Despite lack of direct proof of affair, SC suspends abogado for one month for sharing bed with married woman
Even without direct proof of an affair or a sexual encounter, the Supreme Court (SC) has suspended abogado Berardo Faundo, Jr., for inviting a married woman to his house and sleeping in the same bed as her.
In a recent 10-page decision, the SC 1st Division ordered Faundo’s one-month suspension for behaving in a scandalous manner, a violation of Rule 7.03 of the Code of Professional Responsibility.
The late complainant Oliver Fabugais accused Faundo of having illicit and immoral relations with his wife Annaliza Lizel Fabugais.
The court gave weight to the Fabugais spouses’ daughter, who was 10 years ago when she stayed with her mother and two other female companions in Faundo’s house in Ipil, Zamboanga Sibugay, sometime in October 2006.
The daughter said Annaliza and Faundo shared the same bed that night, with the abogado embracing the woman.

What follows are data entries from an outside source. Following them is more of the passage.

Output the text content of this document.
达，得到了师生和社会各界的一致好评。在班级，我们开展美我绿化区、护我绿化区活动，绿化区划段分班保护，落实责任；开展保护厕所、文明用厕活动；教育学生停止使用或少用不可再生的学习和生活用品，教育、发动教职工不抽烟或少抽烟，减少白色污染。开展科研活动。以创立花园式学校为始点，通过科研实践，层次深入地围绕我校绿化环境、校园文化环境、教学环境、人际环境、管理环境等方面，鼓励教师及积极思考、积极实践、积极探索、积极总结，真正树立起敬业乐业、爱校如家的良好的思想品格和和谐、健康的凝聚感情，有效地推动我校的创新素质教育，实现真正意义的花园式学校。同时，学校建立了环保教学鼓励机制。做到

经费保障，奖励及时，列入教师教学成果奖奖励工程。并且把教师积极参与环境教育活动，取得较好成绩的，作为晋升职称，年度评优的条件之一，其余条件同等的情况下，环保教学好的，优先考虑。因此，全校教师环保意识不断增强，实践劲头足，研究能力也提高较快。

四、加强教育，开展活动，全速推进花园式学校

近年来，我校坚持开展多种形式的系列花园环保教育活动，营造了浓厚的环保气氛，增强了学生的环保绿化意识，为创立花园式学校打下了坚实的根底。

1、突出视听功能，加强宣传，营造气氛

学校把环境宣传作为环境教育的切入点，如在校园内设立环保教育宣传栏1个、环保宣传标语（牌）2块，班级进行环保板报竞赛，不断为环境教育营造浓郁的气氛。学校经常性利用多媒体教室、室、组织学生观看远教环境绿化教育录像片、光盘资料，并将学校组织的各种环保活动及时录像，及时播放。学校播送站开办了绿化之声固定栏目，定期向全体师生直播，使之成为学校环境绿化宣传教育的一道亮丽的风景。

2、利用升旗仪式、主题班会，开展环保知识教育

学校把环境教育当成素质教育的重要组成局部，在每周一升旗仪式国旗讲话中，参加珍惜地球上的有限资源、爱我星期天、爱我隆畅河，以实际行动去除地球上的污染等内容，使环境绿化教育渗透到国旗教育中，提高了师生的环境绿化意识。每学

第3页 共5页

The following morning, Faundo supposedly walked out of the shower clad only in a towel and made the daughter and the companions step outside the room so he could be with Annaliza alone.
The SC acknowledged that the daughter’s testimony did not establish “raw or explicit sexual immorality” between Faundo and Annaliza.
But, Faundo’s behavior “can in no wise or manner be argued… [as] par for the course for members or the legal profession,” read the decision penned by Associate Justice Mariano del Castillo.
Even assuming that he did not carry on an affair, the SC stressed that lawyers “must moreover also be seen or appear to live a life in accordance with the highest moral standards of the community.”
The SC called him out for having “no qualms or scruples about being seen sleeping in his own bed with another man’s wife, his arms entwined in tender embrace with the latter.”
“The acts complained or in this case might not be grossly or starkly immoral in its rawness or coarseness, but they were without doubt condemnable,” read the decision.